Challenges using streaming data with machine learning models
Real-time data has unique traits that separate it from other types of data used in ML models. Typically when dealing with ML models the data is what’s called “batch data.” With batch data, all of the information is available from the beginning and is already saved. By contrast, streaming data is generated in consecutive style, which may also be temporary by definition. Therefore data streams will usually carry these traits:
● Your system does not control the order in which you receive the data
● The data streams are unrestricted in their size
● After a component from the data stream is analyzed, it may be abandoned
The unique traits of streaming data are also responsible for the obstacles it presents when ML models analyze data. The stability of batch data enables it to be searched completely and specific parts of the data can be retrieved at any time. However, with streaming data being temporary, it must be searched constantly by the ML algorithm, putting a bigger strain on the system being used. For example, with an average of 2 billion e-commerce transactions per year, the average data-stream-mining algorithm is compiling data from about 3,800 transactions per minute. Therefore, batch processing (while slower) tends to be used in supply chain management as it may not be feasible to deal with large volumes of data at these speeds without expanding computational infrastructure.

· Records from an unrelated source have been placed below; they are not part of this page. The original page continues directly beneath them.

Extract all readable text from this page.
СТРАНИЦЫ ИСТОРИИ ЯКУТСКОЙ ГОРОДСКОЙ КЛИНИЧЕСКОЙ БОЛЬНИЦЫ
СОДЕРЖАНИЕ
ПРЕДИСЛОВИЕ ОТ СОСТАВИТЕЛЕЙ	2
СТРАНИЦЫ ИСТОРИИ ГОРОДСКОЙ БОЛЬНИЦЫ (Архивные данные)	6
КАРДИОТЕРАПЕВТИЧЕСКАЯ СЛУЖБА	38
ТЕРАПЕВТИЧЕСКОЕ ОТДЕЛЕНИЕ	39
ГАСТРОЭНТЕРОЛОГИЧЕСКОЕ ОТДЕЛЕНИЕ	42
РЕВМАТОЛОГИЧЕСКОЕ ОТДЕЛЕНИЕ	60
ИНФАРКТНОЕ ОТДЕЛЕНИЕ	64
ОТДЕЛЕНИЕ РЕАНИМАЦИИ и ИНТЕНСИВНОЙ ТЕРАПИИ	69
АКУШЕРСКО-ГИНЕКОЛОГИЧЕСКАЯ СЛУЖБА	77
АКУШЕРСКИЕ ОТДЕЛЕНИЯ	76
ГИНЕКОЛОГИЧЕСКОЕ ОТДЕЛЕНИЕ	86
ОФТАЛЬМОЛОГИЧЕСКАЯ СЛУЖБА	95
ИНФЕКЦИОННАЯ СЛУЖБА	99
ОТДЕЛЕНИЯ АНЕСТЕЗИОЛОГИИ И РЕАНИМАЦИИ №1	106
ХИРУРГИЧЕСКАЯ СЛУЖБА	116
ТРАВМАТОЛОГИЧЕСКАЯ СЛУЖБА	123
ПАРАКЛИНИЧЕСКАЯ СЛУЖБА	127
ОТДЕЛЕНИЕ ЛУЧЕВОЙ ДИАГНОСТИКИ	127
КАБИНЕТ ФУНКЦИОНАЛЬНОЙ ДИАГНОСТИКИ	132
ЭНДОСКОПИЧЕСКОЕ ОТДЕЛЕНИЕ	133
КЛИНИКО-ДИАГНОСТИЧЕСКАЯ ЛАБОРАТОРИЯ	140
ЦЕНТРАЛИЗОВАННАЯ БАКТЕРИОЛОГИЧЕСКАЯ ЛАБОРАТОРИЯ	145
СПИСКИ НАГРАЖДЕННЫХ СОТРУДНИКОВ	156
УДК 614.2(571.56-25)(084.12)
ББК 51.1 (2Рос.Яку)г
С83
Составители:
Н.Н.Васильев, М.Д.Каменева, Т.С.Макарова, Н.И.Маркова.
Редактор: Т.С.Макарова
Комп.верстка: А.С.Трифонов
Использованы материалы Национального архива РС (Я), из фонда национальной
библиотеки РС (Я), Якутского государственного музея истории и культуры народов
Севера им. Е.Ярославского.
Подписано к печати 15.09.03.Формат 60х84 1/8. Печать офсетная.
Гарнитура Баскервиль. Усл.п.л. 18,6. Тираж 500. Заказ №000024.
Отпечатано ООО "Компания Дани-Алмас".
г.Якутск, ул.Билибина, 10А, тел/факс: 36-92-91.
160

Also, given the unrestricted size of streaming data, the amount streamed along with the speed at which it is delivered can cause a major strain on the limits of the system being used. In particular, since this strain impacts the memory available in a given system, it may not be practical to save components of your streaming data because the amount of the data that comes through the stream is usually not predictable.
Another restriction is the processor’s power and the speed at which data components arrive. Data-stream-mining algorithms will often require a quick and minimal structure (computationally speaking).
Potential solutions for integrating streaming data into ML models
For manufacturers that don't employ teams of developers dedicated to mitigating the above issues, designing a supply chain process that can properly leverage an ML model is a near-impossible task. The amount of services needed to work in concert to harness the power of streaming data would mimic the responsibilities of an air-traffic controller, where it is all too easy for a delay to take place. Add to that the technology available today to utilize streaming data is only user-friendly for companies with a team of developers dedicated to this problem. For those without these resources, it is a constant issue that needs attention.
Manufacturers should consider ML-model-compute engines that are designed specifically for such real-time and high-volume computational tasks as data-stream mining. Utilizing an event-by-event runtime engine for streaming analysis is ideal for the constant flow of supply chain data. At the same time, the efficient and low-strain platform also allows for reduced computing costs, despite the size of your data stream, solving an issue that has plagued the last mile of the ML process. The platform design allows for seamless integration into an existing data ecosystem. Now with this tool, data scientists can develop, monitor, and optimize models for streaming data with relative ease.
Using one of the newer platforms on the market that provides a reduction in time-to-deployment with quicker inference, ML models enable faster analysis. They also use far less infrastructure than deployments using older platforms. The types of streaming-model deployments that would have required GPUs to provide the desired performance can now run successfully on more standard CPUs, which has resulted in significant savings for manufacturers.
Together, these enhancements make it much more practical for manufacturers to optimize their supply chain with streaming data.